Rather than fighting against pathogens responsible for the colonization, like the majority of strategies previously outlined in this review, immunomoderators are intended to enhance the immune response of the host subject, Chemokines (chemotactic cytokines) form a group of substances with the capacity to regulate cellular traffic, within which specific subtypes, such as monocyte chemoattractant protein 1 (MCP-1) or interleukin 12 (IL-12), are included. MCP-1 is a potent recruiter of macrophages (29), whereas IL-12 induces the secretion of other cytokines such as interferon-γ (INF-γ). In a model developed in rats, Li et al (30) assessed nanostructured systems that included MCP-1 and IL-12 and were used in coating Kirschner wires for the treatment of open fractures. Their results showed a reduction of infections caused by S aureus in the wires coated with either cytokine compared to controls. Once again, the main limitation of this model resides in the possible adverse effects caused on the host subject if an immune response is triggered in the absence of infection.

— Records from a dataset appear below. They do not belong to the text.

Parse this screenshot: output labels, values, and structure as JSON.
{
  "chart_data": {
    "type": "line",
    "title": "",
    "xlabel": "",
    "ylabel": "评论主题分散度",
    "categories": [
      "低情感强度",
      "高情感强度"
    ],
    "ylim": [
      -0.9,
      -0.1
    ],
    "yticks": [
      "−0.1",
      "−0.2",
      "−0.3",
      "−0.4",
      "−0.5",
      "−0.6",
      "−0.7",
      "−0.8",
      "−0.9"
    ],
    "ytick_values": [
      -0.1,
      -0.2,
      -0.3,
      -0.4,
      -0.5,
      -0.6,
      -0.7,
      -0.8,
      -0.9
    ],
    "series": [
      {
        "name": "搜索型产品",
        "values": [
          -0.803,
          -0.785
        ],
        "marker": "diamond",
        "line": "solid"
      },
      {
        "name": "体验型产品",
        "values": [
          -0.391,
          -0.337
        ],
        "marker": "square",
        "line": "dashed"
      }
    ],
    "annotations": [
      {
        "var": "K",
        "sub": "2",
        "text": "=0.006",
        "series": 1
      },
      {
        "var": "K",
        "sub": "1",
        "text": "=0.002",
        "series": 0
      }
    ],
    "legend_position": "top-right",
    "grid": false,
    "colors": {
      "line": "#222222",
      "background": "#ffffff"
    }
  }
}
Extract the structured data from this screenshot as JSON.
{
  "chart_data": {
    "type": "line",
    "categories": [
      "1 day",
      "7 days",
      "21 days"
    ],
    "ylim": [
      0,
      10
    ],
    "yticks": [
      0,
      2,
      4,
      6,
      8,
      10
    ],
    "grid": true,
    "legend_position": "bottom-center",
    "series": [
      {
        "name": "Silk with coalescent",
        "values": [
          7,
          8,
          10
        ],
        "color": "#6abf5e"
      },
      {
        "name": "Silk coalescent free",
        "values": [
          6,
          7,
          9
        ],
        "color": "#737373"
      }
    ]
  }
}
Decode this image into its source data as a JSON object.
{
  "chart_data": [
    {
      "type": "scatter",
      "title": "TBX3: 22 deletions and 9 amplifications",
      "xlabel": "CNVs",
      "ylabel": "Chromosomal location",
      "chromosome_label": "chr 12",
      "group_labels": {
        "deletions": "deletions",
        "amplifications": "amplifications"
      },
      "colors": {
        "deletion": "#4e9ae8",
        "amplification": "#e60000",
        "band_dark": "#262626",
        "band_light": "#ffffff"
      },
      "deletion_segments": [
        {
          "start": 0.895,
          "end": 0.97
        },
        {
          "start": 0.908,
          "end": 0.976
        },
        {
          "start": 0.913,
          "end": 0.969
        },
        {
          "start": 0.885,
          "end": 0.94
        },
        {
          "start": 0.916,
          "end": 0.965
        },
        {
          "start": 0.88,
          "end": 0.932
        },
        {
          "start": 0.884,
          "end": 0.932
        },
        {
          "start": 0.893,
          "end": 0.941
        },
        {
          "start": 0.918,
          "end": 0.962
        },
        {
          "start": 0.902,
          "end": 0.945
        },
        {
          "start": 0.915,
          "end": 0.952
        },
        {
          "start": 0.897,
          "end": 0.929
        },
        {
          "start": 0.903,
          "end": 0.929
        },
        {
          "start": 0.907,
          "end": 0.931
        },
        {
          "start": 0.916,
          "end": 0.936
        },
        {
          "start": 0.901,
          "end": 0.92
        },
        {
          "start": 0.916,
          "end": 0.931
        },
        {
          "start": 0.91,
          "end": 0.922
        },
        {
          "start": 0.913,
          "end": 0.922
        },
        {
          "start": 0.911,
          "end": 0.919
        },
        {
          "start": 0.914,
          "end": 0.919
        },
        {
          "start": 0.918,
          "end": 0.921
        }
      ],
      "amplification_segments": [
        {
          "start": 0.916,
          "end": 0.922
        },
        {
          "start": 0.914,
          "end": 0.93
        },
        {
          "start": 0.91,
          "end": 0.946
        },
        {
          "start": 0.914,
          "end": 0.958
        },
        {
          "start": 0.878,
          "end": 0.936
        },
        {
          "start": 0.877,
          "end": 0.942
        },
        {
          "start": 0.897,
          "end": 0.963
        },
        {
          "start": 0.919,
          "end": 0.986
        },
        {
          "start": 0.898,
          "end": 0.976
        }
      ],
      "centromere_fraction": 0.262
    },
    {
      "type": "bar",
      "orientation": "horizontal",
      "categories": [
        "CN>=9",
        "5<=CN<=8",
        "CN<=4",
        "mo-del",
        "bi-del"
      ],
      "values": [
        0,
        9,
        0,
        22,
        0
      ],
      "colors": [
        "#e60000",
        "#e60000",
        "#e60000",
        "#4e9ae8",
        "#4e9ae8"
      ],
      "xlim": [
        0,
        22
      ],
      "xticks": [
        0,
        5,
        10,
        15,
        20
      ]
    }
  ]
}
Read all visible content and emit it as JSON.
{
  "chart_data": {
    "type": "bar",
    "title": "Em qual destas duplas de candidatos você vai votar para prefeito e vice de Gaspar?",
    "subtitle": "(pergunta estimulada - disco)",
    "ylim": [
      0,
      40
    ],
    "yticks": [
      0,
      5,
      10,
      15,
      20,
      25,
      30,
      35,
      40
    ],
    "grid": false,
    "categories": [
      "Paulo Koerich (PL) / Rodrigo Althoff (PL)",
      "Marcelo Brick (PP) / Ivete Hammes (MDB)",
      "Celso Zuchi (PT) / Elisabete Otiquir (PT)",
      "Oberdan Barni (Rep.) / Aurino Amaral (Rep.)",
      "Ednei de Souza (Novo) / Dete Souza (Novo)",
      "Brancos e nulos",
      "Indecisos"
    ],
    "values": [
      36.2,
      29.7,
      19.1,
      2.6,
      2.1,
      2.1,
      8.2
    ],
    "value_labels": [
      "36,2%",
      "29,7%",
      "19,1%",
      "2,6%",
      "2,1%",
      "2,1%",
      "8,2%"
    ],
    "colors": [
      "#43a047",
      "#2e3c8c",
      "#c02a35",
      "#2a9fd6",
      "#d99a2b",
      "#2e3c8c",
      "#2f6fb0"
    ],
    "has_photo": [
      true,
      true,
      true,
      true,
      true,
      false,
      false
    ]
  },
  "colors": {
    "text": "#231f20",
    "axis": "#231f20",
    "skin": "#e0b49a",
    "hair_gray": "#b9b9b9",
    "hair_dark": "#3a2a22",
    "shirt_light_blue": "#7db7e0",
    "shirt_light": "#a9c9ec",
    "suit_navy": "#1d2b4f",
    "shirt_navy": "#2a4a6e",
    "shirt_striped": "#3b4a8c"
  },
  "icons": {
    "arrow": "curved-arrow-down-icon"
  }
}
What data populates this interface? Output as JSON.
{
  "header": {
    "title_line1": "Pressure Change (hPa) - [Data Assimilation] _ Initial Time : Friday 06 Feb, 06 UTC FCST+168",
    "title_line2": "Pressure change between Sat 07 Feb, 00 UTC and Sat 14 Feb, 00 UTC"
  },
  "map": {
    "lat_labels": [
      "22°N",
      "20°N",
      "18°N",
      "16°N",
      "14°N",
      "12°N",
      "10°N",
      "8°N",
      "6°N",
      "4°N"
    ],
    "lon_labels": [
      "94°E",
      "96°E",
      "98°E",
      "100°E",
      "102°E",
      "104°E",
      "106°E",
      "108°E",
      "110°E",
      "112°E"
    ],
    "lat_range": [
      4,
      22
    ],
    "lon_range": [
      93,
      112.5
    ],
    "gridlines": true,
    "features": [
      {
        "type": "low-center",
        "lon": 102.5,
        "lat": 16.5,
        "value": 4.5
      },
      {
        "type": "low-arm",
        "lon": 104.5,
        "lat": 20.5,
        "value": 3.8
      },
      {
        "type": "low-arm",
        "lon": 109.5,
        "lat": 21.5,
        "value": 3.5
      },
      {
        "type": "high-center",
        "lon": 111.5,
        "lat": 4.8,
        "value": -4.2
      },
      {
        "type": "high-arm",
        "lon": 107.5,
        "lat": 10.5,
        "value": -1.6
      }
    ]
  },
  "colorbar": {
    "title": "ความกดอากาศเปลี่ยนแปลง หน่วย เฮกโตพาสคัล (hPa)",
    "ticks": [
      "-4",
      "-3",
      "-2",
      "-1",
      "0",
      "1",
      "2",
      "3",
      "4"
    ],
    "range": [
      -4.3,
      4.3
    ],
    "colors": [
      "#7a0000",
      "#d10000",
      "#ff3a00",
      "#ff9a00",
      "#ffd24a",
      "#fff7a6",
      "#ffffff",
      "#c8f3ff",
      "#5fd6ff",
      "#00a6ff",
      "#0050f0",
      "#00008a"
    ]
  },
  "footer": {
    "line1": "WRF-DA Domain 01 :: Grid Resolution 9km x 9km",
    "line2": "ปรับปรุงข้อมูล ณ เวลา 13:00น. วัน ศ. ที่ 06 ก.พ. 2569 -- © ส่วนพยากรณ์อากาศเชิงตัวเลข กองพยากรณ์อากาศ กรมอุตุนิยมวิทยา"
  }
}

Antimicrobial peptides (AMP)

AMPs are endogenous polypeptides integrated into the innate immune system of multicellular organisms, produced in response to the presence of potentially pathogenic microorganisms (31). AMPs possess a broad action spectrum as they are effective against gram positives, gram negatives, yeasts, and viruses. In addition, AMP are active against bacteria resistant to conventional therapies due to their low susceptibility to the possible modes of adaptation that these could develop. The mechanism of action most frequently observed is the induction of the lysis of the pathogen membrane. The drawbacks are their lability, the high dependency of their activity on environmental conditions, and their high production costs. Among the proposed solutions to such problems is the modification of the terminal regions to increase the degree of stability or a reduction in the size of the polypeptide while preserving the amino acids responsible for the activity, with subsequent reduction in the manufacturing process. In their model, Shukla et al (32) incorporated ponericin G1, an AMP highly active against S aureus, into a hydrodegradable multilayer polymer. Their results confirmed a sustained release of AMP from the film into the environment for a period of 10 days, preventing adhesion of Staphylococcus to the polymer. Furthermore, the compound was biocompatible with various cells involved in the healing process, such as fibroblasts NIH 3T or venous endothelial cells isolated from human umbilical cord. Meanwhile, Tan et al (33) added the SESB2V antimicrobial peptide to the coating of a titanium substrate, recording a significant reduction in the proliferation of E. coli and Bacillus cereus on its surface. Considering that this element is frequently used in the manufacture of keratoprosthesis, the author supported a possible future application of AMP in the prevention of infections associated with this device.

Peptide nucleic acids (PNA)

PNAs are synthetic analogs that mimic the natural genetic material. PNAs have the ability to bind both DNA and RNA (34). Furthermore, they have no electrical charge. This property enables lower repulsion forces between the PNA and DNA oligonucleotides compared to those recorded between natural oligonucleotides, creating a more intense hybridization and stable process for the former. Likewise, they have a higher binding specificity to those of native oligonucleotides as a result of their greater sensitivity to the discordance between bases. These chemical and structural properties enable specific action treatments to be designed and aimed at genetic material (35), whether it be DNA or RNA, promoting the inhibition of bacterial growth when interfering with the gene expression processes (36). With regard to the above, Ghosal et al (37) used PNA conjugated to antisense peptides as antimicrobial agents against P aeruginosa. To this end, they designed PNAs that acted specifically on 2 different genes of this bacterium: ftsZ (essential for the cell division process) and acpP (involved in the synthesis of fatty acids). The results showed a decrease in survival of the pathogen following its exposure to the peptides conjugated to the oligonucleotides.